At home, young Arlen was “only allowed to listen to, and play, classical music,” he notes. Except when the family’s downstairs neighbors, an African-American family, listened to “the new sounds of jazz” on their gramophone, providing “an important addition that makes the Arlen soup.”
That musical soup started cooking when Arlen was a teenager, in his hometown of Buffalo, N.Y., where he played with local bands, at movie and vaudeville houses and cabarets before his Cotton Club breakthrough, where he and lyricist Ted Koehler came up with such tunes as “I’ve Got the World on a String” and “Stormy Weather.”
Bugatti and Arlen’s son Sam first came up with the idea for “The Wonderful Wizard of Song” prior to the composer’s 2004-2005 centennial celebration, but Bugatti “was ensconced in jazz music,” he says, “and I didn’t know about the show world.” So Bugatti called “American Idol’s” Wright, who was “Andrew Lloyd Webber’s executive music producer for 27 years.”
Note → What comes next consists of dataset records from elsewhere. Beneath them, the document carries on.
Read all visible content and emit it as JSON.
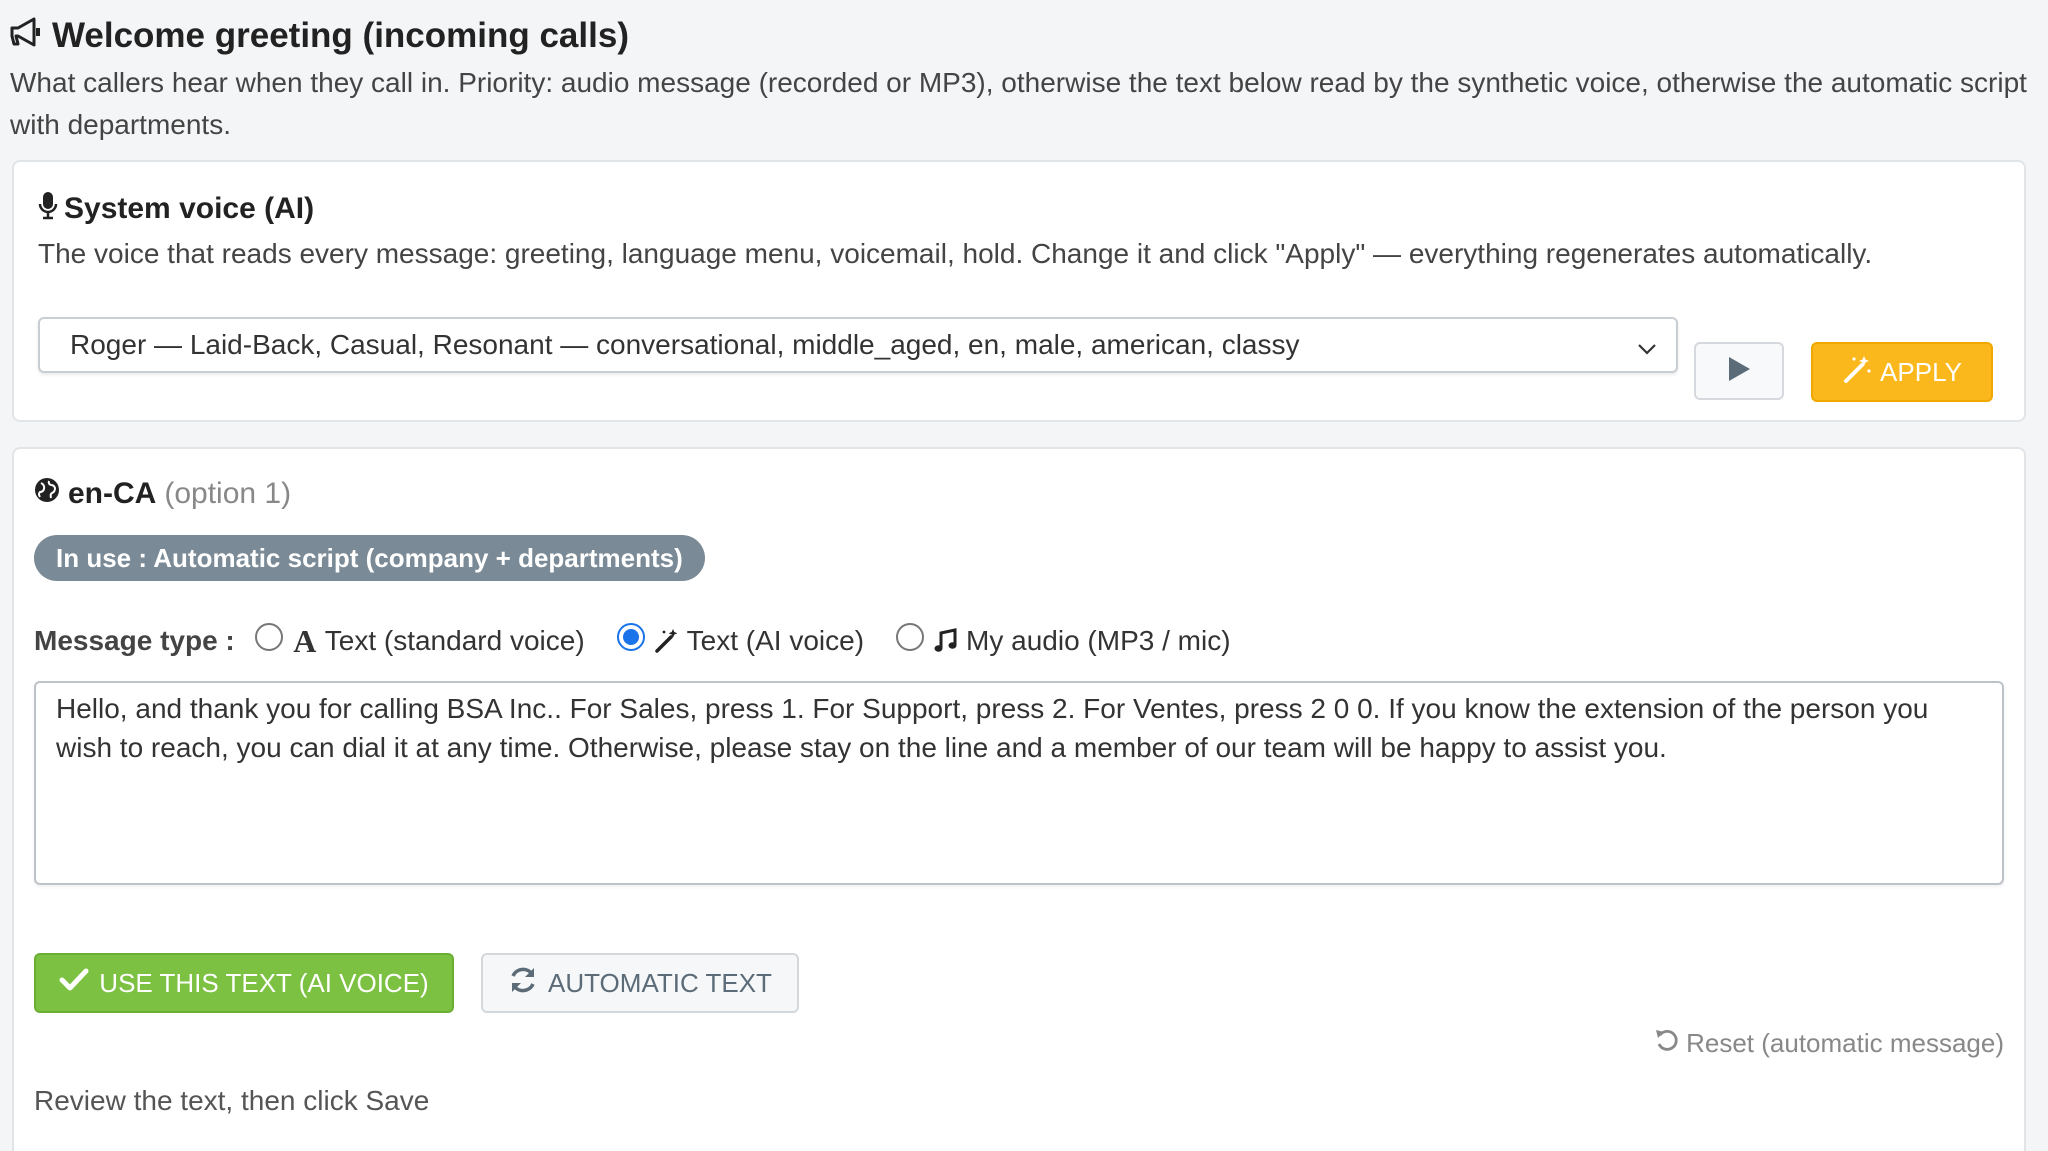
{
  "header": {
    "title": "Welcome greeting (incoming calls)",
    "subtitle": "What callers hear when they call in. Priority: audio message (recorded or MP3), otherwise the text below read by the synthetic voice, otherwise the automatic script with departments."
  },
  "voice_panel": {
    "title": "System voice (AI)",
    "description": "The voice that reads every message: greeting, language menu, voicemail, hold. Change it and click \"Apply\" — everything regenerates automatically.",
    "selected_voice": "Roger — Laid-Back, Casual, Resonant — conversational, middle_aged, en, male, american, classy",
    "apply_label": "APPLY"
  },
  "language_panel": {
    "code": "en-CA",
    "option": "(option 1)",
    "status_badge": "In use : Automatic script (company + departments)",
    "message_type_label": "Message type :",
    "options": [
      {
        "label": "Text (standard voice)",
        "selected": false
      },
      {
        "label": "Text (AI voice)",
        "selected": true
      },
      {
        "label": "My audio (MP3 / mic)",
        "selected": false
      }
    ],
    "message_text": "Hello, and thank you for calling BSA Inc.. For Sales, press 1. For Support, press 2. For Ventes, press 2 0 0. If you know the extension of the person you wish to reach, you can dial it at any time. Otherwise, please stay on the line and a member of our team will be happy to assist you.",
    "use_text_label": "USE THIS TEXT (AI VOICE)",
    "automatic_text_label": "AUTOMATIC TEXT",
    "reset_label": "Reset (automatic message)",
    "hint": "Review the text, then click Save"
  },
  "colors": {
    "apply": "#fbb81c",
    "use_text": "#7cc142",
    "badge": "#7a8a96",
    "radio_checked": "#1a73e8"
  },
  "icons": {
    "title": "bullhorn-icon",
    "voice": "microphone-icon",
    "language": "globe-icon",
    "play": "play-icon",
    "apply": "magic-wand-icon",
    "text_standard": "font-letter-icon",
    "text_ai": "magic-wand-icon",
    "audio": "music-note-icon",
    "use_text": "checkmark-icon",
    "automatic_text": "refresh-icon",
    "reset": "undo-icon"
  }
}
He “took the concept Sam and I had come up with and built bones and a skeleton” for the show, which is directed and choreographed by Broadway veteran Gene Castle. Joey Singer, Debbie Reynolds’ longtime musical director, also serves as musical director for “The Wonderful Wizard of Song.”
In addition to the revue that’s playing Cabaret Jazz this weekend, there’s also a “full-blown book version, which has yet to be put up on its feet,” explains Bugatti, who’s recently been performing around town, from the Downtown Grand’s Mob Bar to the Bootlegger Bistro south of the Strip.
“Ever since I’ve been back, Las Vegas has been one big open arm,” he says. “I feel lovely about the fact” that “The Wonderful Wizard of Song” is back in Las Vegas too. After all, “the show was born here — and now it’s come home.”
Contact reporter Carol Cling at ccling@reviewjournal.com or 702-383-0272.
Preview
"The Wonderful Wizard of Song: The Music of Harold Arlen"
8 p.m. Friday-Saturday, 2:30 p.m. Sunday
Cabaret Jazz, The Smith Center for the Performing Arts, 361 Symphony Park Ave.